Andy Baer is a 30-year veteran of the IT sector, including more than five years spent as the CIO of Comcast Cable. There he was responsible for transforming the communication company’s IT strategy across all of its customer care, front line  employee support, and corporate systems, by introducing cutting-edge solutions to support both growth and customer experience improvements. For this edition of “IT Trailblazers,” Baer, now SVP for the Global Communications and Media Industry Group at Salesforce, shares his advice for adapting in the rapidly changing services industry and why he believes so-called IT projects are never just about IT.

1. How has the services CIO’s role changed in recent years?

The CIO now needs to be more vocal and involved in what the art of the possible is when it comes to how technology can be used to innovate. Previously, the CIO's responsibility was running infrastructure, and in some cases, running utilities on top of that infrastructure, but not necessarily being innovative from a business perspective. Today, while the CIO still has to run infrastructure, to the extent it still exists in a company, they are also being asked to become part of the business team that is helping to define how technology can be used effectively, to both maintain great customer relationships and for new products. The services business is enabled by technology and every product must have an aligned omni-channel acquisition and support strategy implemented by the CIO’s team.

 

2. What’s the best way to embrace this evolution?

Partner across the business and technology organizations to develop innovative and effortless omni-channel customer experience capabilities, while relentlessly eliminating those legacy capabilities that are no longer relevant to your customers. For example, if you take the majority of your payments electronically, why do you still have this huge amount of money for producing bills, when a simple  online customer statement is all the customer wants?

3. How should CIOs go about introducing new technology that makes an impact?

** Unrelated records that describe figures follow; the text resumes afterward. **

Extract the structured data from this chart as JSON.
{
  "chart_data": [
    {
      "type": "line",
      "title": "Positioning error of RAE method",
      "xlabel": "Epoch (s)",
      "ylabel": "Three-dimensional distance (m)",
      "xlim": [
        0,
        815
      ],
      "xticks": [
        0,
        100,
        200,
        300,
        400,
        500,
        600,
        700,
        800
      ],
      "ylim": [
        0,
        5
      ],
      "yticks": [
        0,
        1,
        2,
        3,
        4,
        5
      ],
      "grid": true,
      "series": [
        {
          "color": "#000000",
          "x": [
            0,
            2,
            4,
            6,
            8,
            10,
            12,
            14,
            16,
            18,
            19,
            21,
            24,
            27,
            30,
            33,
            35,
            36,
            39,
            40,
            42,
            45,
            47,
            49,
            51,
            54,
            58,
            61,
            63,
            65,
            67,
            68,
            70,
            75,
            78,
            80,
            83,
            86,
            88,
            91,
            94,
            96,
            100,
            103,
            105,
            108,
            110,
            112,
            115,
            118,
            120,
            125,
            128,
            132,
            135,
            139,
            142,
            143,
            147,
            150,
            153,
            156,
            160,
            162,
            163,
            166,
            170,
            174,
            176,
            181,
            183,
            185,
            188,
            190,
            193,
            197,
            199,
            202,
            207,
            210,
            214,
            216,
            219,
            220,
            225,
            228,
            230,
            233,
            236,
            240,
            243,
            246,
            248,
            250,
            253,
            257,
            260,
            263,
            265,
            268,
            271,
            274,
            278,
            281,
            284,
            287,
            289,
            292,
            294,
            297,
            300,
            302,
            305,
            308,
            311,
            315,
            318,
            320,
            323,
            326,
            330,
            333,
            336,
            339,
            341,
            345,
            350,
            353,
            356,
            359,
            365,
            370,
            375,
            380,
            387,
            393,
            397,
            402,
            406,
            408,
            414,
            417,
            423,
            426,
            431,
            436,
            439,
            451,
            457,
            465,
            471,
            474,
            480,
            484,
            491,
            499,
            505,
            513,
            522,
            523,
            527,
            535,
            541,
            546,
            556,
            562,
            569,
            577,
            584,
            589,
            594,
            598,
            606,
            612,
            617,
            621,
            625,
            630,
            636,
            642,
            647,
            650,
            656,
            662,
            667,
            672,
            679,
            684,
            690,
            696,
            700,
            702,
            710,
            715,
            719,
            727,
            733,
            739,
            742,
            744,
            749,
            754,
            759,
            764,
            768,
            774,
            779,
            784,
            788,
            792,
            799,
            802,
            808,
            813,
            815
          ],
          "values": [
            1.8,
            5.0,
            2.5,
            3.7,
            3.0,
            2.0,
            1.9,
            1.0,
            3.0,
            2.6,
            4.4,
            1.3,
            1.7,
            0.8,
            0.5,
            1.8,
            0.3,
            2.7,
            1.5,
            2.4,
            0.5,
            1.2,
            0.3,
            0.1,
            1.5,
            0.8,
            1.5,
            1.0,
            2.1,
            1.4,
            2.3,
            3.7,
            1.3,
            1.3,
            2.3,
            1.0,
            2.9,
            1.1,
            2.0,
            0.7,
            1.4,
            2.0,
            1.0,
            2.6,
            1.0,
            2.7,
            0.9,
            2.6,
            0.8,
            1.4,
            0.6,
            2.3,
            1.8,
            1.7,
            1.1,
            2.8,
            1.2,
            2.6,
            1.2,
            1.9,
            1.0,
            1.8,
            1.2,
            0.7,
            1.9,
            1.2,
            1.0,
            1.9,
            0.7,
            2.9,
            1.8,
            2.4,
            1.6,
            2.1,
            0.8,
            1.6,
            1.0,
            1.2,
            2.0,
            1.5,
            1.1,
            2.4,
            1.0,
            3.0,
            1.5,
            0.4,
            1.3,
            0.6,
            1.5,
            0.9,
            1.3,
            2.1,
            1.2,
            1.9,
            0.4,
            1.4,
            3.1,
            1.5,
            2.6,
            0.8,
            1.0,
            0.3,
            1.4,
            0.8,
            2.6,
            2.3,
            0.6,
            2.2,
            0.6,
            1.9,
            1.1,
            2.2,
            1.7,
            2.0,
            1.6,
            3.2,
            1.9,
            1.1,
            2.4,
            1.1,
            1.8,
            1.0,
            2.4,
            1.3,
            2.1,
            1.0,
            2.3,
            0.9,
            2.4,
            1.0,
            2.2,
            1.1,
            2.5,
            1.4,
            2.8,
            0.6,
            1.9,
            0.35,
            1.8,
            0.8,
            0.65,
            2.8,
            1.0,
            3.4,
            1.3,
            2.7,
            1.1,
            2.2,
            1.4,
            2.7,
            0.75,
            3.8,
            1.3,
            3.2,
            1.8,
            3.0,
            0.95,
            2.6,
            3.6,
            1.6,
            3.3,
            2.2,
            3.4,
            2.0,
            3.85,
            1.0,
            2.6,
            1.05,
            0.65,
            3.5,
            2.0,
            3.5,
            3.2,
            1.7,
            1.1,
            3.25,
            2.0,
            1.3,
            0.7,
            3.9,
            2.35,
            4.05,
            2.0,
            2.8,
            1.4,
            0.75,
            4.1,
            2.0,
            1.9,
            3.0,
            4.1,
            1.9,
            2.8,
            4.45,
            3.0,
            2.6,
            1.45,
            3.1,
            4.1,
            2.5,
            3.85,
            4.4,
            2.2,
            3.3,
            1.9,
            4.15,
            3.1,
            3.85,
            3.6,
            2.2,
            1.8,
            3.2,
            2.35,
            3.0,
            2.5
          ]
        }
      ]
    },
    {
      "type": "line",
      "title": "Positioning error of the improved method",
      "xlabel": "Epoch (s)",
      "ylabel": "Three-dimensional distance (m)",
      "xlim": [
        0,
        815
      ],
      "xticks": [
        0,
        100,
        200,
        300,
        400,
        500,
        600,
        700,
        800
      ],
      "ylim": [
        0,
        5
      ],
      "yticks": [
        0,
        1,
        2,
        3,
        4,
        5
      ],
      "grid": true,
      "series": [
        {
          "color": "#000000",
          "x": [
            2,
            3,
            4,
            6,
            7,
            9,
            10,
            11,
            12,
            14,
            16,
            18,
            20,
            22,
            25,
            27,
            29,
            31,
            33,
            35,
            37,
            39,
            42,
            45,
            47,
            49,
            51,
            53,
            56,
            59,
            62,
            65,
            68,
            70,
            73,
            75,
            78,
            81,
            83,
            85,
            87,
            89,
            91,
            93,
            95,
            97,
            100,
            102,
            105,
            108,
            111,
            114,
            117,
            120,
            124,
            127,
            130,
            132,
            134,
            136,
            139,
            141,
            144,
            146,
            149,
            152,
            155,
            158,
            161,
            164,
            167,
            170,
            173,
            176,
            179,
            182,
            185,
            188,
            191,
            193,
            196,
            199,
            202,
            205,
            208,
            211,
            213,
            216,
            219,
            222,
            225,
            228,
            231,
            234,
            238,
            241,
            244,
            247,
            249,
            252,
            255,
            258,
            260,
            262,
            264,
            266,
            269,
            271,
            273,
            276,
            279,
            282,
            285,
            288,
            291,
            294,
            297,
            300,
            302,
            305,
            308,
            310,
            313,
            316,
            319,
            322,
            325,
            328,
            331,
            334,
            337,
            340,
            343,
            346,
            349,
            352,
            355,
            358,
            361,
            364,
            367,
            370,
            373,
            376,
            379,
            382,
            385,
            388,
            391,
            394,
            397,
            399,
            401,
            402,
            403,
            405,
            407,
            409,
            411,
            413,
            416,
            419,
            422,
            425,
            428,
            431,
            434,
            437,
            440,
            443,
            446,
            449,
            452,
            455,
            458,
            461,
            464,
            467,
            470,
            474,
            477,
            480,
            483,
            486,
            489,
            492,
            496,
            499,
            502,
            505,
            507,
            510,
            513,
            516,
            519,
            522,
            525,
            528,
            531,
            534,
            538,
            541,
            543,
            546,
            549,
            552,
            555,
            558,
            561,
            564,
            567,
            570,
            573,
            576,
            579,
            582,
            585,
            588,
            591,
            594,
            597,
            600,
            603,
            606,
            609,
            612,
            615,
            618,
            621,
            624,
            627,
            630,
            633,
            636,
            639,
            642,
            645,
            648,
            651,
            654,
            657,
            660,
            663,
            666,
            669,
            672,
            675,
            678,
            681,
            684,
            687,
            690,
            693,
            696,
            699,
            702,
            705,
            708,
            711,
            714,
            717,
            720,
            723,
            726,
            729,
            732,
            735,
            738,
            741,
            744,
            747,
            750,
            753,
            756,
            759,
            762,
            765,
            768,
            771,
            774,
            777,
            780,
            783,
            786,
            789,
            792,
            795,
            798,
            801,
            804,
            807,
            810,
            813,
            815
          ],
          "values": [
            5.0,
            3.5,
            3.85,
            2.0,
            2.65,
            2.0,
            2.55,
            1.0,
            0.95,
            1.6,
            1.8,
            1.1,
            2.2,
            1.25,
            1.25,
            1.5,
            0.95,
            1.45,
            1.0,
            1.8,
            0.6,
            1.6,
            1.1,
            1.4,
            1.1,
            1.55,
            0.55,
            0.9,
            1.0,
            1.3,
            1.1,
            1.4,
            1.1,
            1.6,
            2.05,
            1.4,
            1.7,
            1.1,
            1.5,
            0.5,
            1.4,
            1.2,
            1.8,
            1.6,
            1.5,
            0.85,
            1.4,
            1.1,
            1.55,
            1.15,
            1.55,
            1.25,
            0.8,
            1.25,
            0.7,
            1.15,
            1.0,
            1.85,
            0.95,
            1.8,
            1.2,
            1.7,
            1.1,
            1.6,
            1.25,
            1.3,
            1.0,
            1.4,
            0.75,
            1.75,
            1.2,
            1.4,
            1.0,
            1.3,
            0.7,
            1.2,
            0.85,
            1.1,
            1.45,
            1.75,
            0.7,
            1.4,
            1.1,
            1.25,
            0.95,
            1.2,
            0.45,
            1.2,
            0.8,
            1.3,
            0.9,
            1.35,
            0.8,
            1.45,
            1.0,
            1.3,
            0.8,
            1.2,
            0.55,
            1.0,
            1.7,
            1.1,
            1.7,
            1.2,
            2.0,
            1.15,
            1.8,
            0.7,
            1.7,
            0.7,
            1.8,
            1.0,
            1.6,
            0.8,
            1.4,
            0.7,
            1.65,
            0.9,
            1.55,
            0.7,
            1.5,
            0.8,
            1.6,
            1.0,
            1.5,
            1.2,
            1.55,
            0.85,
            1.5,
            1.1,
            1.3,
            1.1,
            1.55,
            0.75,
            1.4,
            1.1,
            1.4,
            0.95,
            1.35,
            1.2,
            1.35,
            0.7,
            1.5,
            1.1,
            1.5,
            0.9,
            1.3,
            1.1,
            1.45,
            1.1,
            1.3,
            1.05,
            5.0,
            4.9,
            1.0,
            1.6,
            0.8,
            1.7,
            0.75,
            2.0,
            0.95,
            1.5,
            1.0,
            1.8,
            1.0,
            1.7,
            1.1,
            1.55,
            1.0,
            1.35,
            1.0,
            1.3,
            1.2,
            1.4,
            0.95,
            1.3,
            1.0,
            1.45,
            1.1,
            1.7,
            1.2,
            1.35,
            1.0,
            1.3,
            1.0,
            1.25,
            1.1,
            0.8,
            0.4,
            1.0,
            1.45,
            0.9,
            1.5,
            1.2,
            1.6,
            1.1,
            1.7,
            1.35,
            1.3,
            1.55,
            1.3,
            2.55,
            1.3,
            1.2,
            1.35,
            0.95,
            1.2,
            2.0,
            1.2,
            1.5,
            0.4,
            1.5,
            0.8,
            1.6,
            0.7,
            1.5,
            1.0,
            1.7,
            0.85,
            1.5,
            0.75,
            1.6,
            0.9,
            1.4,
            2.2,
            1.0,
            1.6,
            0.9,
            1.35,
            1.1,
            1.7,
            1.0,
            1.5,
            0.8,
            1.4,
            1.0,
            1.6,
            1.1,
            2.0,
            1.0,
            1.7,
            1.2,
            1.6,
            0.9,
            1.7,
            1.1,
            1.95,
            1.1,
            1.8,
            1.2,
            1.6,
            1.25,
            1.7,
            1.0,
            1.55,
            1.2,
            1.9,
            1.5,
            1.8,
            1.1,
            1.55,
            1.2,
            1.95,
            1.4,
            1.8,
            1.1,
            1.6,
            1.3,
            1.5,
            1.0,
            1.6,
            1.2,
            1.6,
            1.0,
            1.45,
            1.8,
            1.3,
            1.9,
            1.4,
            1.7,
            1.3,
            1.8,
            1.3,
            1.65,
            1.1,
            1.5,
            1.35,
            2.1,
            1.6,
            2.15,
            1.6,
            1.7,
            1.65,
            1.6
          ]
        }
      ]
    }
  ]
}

First, remember that introducing technology is not the end goal – it’s introducing new business capabilities that will drive customer acquisition, retention, and customer experience. Technology is only a part – and actually the minority part of implementing a successful business program. Business process change is both harder and more important. If you're using cloud, for example, to re-platform a function that is already running a legacy technology, simply for the purpose of re-platforming it, you're bound to be disappointed. The only way it makes sense is if you are using the technology project as a way to reinvent the business process to achieve a different objective, such as an improved customer or employee experience.

4. Does accomplishing this successfully come down to looping in the Business?

Many CIOs have been on the receiving end of business projects, while not viewed as a true business partner. As a result, they simply wait to be asked to do projects, which creates a less-than-ideal relationship between the two. Today, more and more of the business organizations, whether they be the product-line organizations or the CMOs or even the CFOs, are going to have more partners and people that are technologically savvy. The CIO needs to be an equal partner in business innovation and be willing to take ideas to the business leaders and be part of the team that's bouncing those ideas around.

5. Why do you say there is no such thing as an “IT project”?

There are only business projects. I never spent a dollar of a company's money that was just for IT. It was only because it was in specific response to a business need. Projects are business projects. So if you can't figure out how to culturally create an environment where you and your business partners feel equally accountable and responsible, then you're going to have a much higher failure rate. If you can figure out how to create an environment where your business partners feel equally accountable, then they're going to do whatever is necessary to make the project succeed.

6. The word “innovative” is thrown around a lot. How should CIOs approach it?

Look for opportunities to create startup-like environments within your own IT organization, where you can move at a more rapid pace by disrupting yourself. Run them separately from, and in parallel to, your more traditional legacy organization. Lookfor those individuals -- employees or contractors -- that are disruptive and want to think like they're disruptive, because if you don't take it upon yourself to act that way, the business organization will end up disrupting you by going around you. And unfortunately, they'll do it in a way that will cause you more work in the long term and will perpetuate the challenges you have in keeping up with the business organization. Remember, in today’s business environment, it’s not  the biggest companies that survive, but the most agile and fastest to innovate.

7. What’s one of the biggest lessons you learned as CIO?

One thing that is really hard to do in corporate America -- and I wouldn't say I did it as well as I liked to, but I would hope that at least I moved the ball downfield and learned a bit about it -- is creating a culture that isn't afraid to take risks and fail. Because it's only through the right kinds of experimentation and failure that you really move the organization forward. In big companies where there's such a stigma against failure, people just tend to not take any risk. If you create an organization that takes no risks at all, you get an organization that gets no reward either. Be relentless about building an organization that can take risks.